When a user initiates a login on a computer, the user has the option to “Sign in with another device”. When chosen, the browser displays a QR code to link the smartphone and the computer. The user’s phone serves as a roaming authenticator to perform the authentication, and then transfers the trust established with the RP to that second device. When completed, the user can opt to establish a new passkey on that device for future authentications without requiring their phone. Or, the user can choose to continue to use their phone to sign in to the website on the computer, but without the need to scan a QR code for each sign-in. This process makes it much simpler to enroll a new device using a passkey than with a username and password. 

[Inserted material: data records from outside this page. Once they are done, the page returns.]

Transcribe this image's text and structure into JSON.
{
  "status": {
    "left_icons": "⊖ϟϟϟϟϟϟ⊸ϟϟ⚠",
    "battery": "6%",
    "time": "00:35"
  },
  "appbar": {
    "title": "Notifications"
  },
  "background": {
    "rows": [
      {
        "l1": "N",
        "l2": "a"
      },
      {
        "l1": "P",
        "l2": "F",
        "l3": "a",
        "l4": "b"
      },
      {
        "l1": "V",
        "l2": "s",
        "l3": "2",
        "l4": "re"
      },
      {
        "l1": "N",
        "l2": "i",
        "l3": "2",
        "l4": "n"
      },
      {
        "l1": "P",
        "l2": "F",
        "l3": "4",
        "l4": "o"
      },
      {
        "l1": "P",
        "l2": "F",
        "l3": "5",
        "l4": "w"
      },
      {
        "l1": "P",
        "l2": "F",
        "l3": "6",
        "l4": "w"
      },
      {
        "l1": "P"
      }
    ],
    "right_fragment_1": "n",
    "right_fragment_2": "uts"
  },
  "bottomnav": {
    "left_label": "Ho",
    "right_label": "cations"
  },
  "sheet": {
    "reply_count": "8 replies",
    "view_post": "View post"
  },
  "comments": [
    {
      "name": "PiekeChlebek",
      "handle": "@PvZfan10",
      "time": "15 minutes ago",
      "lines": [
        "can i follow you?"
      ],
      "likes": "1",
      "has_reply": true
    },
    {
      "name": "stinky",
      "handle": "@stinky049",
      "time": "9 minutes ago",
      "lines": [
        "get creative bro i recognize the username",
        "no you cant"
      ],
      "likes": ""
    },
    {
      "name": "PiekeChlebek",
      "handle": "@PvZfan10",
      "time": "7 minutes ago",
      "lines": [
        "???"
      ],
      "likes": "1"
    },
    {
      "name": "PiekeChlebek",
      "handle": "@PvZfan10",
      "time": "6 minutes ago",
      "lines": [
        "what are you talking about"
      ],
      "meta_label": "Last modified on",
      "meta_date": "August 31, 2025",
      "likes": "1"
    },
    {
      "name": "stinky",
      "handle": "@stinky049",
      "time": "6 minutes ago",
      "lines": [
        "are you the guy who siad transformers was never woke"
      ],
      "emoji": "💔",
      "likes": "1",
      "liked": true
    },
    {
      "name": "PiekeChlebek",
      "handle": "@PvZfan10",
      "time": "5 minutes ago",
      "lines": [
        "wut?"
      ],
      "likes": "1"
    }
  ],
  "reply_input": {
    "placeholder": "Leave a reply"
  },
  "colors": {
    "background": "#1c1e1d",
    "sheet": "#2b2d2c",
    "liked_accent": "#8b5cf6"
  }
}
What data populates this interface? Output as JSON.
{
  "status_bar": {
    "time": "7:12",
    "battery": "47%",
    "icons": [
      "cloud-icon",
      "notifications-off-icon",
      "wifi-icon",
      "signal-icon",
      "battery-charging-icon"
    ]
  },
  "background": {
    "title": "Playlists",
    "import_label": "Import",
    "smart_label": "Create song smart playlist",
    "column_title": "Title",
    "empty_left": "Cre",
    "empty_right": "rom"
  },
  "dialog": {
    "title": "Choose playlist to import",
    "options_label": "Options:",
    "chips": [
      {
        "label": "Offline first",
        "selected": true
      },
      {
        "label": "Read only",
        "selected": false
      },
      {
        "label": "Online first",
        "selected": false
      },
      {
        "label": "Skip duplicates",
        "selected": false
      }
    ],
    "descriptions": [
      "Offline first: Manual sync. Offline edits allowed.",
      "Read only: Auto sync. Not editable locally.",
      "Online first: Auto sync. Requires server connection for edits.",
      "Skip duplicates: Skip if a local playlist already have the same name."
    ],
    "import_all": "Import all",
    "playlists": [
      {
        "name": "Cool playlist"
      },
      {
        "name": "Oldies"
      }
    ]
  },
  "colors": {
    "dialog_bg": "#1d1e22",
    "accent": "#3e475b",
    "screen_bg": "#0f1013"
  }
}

Apple has announced that the initial passkey release will support the use of a mobile device for logging in to a computer, but not the reverse. This use case will be supported at a later date. 

This cross-platform capability is facilitated by an extension to the FIDO specification known as FIDO Cross Device Authentication. This transport also requires physical proximity between the two devices and is enabled by Bluetooth Low Energy (BLE) — without the need to formally pair the two devices. 

Although the QR code is not immune to QRL jacking, the physical proximity requirement of the two devices would mitigate the risk significantly. 

And like the above section on passkeys, the RP can utilize these capabilities without any additional work as the functionality is delivered by the OS and browser. 

 

Risks and concerns with the current passkey implementation 

Because passkeys will be synced across devices from the platform vendors, a bad actor with access to an individual’s Apple, Google, or Microsoft account would also inherit all their passkeys. Since the platform vendors apply two-factor authentication (2FA) for account registration and recovery, a passkey is as secure as the processes they use. It should be noted that the risk of unauthorized account access is extremely low — although not impossible — and would require a breach of at least two factors of authentication. 

For RPs who use a single factor of username and password in their applications, a passkey is materially more secure. And for RPs who use SMS OTP as a second factor at sign-in or as a step-up challenge to authorize certain events and transactions, a passkey is also significantly more secure as it cannot be phished.  

For RPs who are subject to high assurance requirements in regulated industries, government, the enterprise workforce and others where higher levels of NIST SP 800-63 AAL assurances and PSD2 SCA compliance are required, passkeys alone may not provide sufficient security until stronger device management improvements are made. 

 

What’s next with passkeys? 

One of the major concerns with passkeys is that they can now represent an authenticating user from any number of devices. To provide additional security controls for the RP, a Device Public Key (DPK) is under proposal by the FIDO Alliance as an extension to the specifications. This key is device-specific by design and can be used along with an attestation to provide metadata on the device as a signal for the RP’s risk engine. 

For example, the RP can determine if the device is authenticating for the first time — and combined with other data such as location and IP address — it can offer an additional authentication challenge based on the risk factor.  

As of this writing, Apple has not yet committed to supporting DPK and is evaluating its benefits and drawbacks. 

 

Summary 

Passkeys materially increase the usability of FIDO across many industries and use cases. Its broadest applicability will be with consumer-based digital commerce applications in non-regulated industries. 

And along with the pervasiveness of FIDO-compliant devices and new authentication-as-a-service offerings such as Trusona Authentication Cloud that help digital businesses quickly passkey-enable their services, the mass market adoption of passwordless authentication will soon be commonplace and we can finally rid the world of passwords. 

Passkeys arrive in the fall of 2022. Will your digital business be ready?